PURPOSE 1 and 2 are the first HIV prevention trials demonstrating the feasibility of using background HIV incidence for primary comparison. The success of the PURPOSE trials in establishing efficacy of an investigational product highlights the benefits of, and need for, collaboration in global health. Drug development is often a competitive process. The Forum enabled an alternative model by providing a neutral platform for discussion in which all relevant stakeholders were included with an equal voice. This independent space, in which disagreements could openly be aired, built trust between stakeholders who may have conflicting views. The emphasis on a common goal to create a public benefit–enabling HIV prevention clinical trials and improving public health–further built trust and ensured that value created by the working group was distributed among all stakeholders, not just benefitting specific parties.

This collaborative process facilitated consensus on a novel trial design. Now, PURPOSE 1 and 2 demonstrated high efficacy of a new PrEP product that can become an important additional HIV prevention tool. When approved by regulatory agencies and widely available, lenacapavir expands the armamentarium of HIV prevention options for people who could benefit from PrEP. More options are needed so that users can choose what suits their needs and preferences, improving PrEP uptake and effective use, to halt new HIV infections that remain unacceptably high among many populations [14].
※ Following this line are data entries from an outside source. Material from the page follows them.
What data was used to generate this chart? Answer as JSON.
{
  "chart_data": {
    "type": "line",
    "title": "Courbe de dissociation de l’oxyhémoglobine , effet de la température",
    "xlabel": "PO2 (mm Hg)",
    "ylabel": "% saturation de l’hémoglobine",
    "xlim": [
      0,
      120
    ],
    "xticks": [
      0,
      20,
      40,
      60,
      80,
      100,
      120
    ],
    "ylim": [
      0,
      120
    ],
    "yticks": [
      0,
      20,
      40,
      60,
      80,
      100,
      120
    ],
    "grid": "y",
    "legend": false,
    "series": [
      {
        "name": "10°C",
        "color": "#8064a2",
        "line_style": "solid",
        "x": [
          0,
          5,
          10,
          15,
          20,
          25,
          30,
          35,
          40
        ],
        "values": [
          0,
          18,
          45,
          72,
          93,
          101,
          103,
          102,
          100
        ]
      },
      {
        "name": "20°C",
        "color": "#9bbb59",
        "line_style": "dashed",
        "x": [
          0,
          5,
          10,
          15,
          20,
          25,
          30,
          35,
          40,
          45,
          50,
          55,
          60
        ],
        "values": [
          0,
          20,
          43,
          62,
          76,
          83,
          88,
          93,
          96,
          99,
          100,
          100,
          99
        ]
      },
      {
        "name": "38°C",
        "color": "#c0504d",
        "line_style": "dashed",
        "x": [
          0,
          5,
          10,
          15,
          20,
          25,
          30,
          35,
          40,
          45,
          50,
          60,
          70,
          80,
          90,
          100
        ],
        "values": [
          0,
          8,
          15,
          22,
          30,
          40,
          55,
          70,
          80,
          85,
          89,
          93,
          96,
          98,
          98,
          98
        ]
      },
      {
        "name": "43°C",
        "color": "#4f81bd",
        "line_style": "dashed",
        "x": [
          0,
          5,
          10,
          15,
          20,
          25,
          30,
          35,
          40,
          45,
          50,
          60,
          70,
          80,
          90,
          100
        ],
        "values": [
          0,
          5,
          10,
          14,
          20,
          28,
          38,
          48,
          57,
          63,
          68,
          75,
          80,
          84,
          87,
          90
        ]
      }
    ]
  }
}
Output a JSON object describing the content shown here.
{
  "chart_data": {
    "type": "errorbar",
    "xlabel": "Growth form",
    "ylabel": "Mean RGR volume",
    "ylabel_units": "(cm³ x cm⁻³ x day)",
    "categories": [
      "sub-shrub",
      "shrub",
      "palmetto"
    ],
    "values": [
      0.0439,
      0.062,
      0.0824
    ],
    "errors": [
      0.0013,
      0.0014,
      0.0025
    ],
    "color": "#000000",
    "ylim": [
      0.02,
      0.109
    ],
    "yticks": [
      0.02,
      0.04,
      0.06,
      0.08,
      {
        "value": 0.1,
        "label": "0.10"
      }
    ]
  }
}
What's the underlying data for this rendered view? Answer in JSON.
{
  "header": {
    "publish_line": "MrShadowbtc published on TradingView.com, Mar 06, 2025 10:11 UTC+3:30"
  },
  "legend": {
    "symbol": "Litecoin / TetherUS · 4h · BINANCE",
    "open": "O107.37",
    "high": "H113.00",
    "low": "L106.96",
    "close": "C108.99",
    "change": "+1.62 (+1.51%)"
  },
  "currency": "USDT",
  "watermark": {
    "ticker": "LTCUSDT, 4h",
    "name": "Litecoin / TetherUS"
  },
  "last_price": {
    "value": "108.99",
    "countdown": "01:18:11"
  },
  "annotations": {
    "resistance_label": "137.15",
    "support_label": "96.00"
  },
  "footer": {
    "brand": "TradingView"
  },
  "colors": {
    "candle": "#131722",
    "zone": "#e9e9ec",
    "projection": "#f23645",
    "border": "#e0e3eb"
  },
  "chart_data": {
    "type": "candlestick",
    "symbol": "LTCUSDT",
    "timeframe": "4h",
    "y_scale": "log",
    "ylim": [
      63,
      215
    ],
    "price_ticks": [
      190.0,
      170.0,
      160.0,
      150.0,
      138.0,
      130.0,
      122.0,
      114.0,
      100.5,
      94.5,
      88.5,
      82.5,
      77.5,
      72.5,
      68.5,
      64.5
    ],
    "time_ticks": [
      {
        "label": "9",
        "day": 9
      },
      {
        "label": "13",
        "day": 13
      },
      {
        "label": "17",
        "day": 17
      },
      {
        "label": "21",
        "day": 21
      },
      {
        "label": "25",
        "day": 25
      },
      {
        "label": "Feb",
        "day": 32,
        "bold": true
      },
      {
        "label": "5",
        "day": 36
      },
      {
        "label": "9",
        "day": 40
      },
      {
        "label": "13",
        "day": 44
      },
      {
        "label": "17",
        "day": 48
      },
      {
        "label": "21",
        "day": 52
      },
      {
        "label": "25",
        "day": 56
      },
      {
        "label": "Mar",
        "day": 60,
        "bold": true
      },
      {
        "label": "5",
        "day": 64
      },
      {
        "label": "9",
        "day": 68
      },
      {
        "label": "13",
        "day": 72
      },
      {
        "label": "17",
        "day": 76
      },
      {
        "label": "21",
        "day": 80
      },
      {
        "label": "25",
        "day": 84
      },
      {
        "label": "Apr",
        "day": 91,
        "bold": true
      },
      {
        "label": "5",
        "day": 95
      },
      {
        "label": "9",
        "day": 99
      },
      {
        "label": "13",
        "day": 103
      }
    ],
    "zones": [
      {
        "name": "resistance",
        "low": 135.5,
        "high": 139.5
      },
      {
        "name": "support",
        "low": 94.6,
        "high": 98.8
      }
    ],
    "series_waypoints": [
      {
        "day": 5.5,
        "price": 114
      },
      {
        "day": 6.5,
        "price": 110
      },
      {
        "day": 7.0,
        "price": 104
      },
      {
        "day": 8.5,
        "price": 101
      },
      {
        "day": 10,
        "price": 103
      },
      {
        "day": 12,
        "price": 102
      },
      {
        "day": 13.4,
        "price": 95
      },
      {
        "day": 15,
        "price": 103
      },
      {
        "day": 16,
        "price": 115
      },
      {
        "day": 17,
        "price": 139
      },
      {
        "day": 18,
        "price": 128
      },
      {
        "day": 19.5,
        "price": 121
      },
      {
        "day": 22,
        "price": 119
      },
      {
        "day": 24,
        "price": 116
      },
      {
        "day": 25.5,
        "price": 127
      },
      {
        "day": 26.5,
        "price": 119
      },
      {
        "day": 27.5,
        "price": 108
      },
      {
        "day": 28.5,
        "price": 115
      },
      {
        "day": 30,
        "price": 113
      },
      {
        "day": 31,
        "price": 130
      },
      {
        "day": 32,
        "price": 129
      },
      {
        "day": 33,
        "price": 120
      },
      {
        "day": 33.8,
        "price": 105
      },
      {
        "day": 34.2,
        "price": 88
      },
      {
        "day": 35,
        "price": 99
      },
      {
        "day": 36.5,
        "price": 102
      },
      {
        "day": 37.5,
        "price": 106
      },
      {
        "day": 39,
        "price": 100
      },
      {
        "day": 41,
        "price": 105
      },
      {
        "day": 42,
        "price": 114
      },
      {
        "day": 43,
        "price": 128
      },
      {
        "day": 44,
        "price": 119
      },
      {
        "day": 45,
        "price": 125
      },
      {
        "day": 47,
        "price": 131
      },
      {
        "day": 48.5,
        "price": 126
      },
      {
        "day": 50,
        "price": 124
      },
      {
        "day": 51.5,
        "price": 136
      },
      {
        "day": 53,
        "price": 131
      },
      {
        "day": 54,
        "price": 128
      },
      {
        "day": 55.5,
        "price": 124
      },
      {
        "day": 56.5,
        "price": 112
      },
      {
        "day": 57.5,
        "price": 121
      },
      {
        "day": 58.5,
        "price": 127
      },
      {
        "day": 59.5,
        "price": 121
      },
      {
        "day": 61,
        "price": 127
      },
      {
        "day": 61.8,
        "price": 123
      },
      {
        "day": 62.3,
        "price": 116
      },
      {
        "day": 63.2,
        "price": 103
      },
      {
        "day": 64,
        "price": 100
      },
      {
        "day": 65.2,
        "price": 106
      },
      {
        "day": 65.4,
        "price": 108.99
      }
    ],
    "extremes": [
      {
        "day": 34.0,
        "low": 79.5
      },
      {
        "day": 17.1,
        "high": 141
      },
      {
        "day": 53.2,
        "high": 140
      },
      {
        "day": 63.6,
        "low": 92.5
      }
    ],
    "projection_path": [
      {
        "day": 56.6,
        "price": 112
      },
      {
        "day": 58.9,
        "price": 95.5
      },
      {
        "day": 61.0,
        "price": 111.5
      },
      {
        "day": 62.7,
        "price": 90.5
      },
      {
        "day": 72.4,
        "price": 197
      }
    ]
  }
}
Various HIV prevention products are in pre-clinical and clinical development, including additional PrEP options, broadly neutralizing antibodies, and vaccines [5]. As more potentially efficacious products progress in development and become available, clinical trial designs to establish comparative efficacy will become more challenging. Therefore, we must learn from the successes and challenges of the PURPOSE trials and similar studies and build consensus around innovative trial designs, which may involve background HIV incidence estimates, data from active-control trial groups, or a combination of the two [15]. The Forum continues to provide a platform to deliberate HIV prevention trial designs and remains committed to its mission to unlock the ‘collaborative advantage’ that benefits all stakeholders and is needed to end HIV epidemics globally.

Acknowledgments

Between 2021 and 2022, the Forum for Collaborative Research convened the Prevention Trials in Women Working Group and the HIV Recency Assay Working Group, which contributed to the content discussed in this article. In 2024, the HIV Recency Assay Working Group was re-established and contributed to the development of this article. We thank all working group members, past and present, for their contributions.

Funding Statement

This work was supported, in whole or in part, by the Bill & Melinda Gates Foundation [INV-045445]. Under the grant conditions of the Foundation, a Creative Commons Attribution 4.0 Generic License has already been assigned to the Author Accepted Manuscript version that might arise from this submission. The Forum for Collaborative Research, as an organization, also receives grants from the pharmaceutical industry but these are unrestricted and not specific to the work described in this article. Additional support was provided by the Division of Intramural Research, National Institute of Allergy and Infectious Diseases, National Institutes of Health. The sponsors of this work contributed to the discussions in the working group meetings that led to this article's development; however, the sponsors had no role in writing the article and deciding to submit the paper for publication. The authors alone are responsible for the views expressed in this article and they do not necessarily represent the views, decisions, or policies of the institutions with which they are affiliated.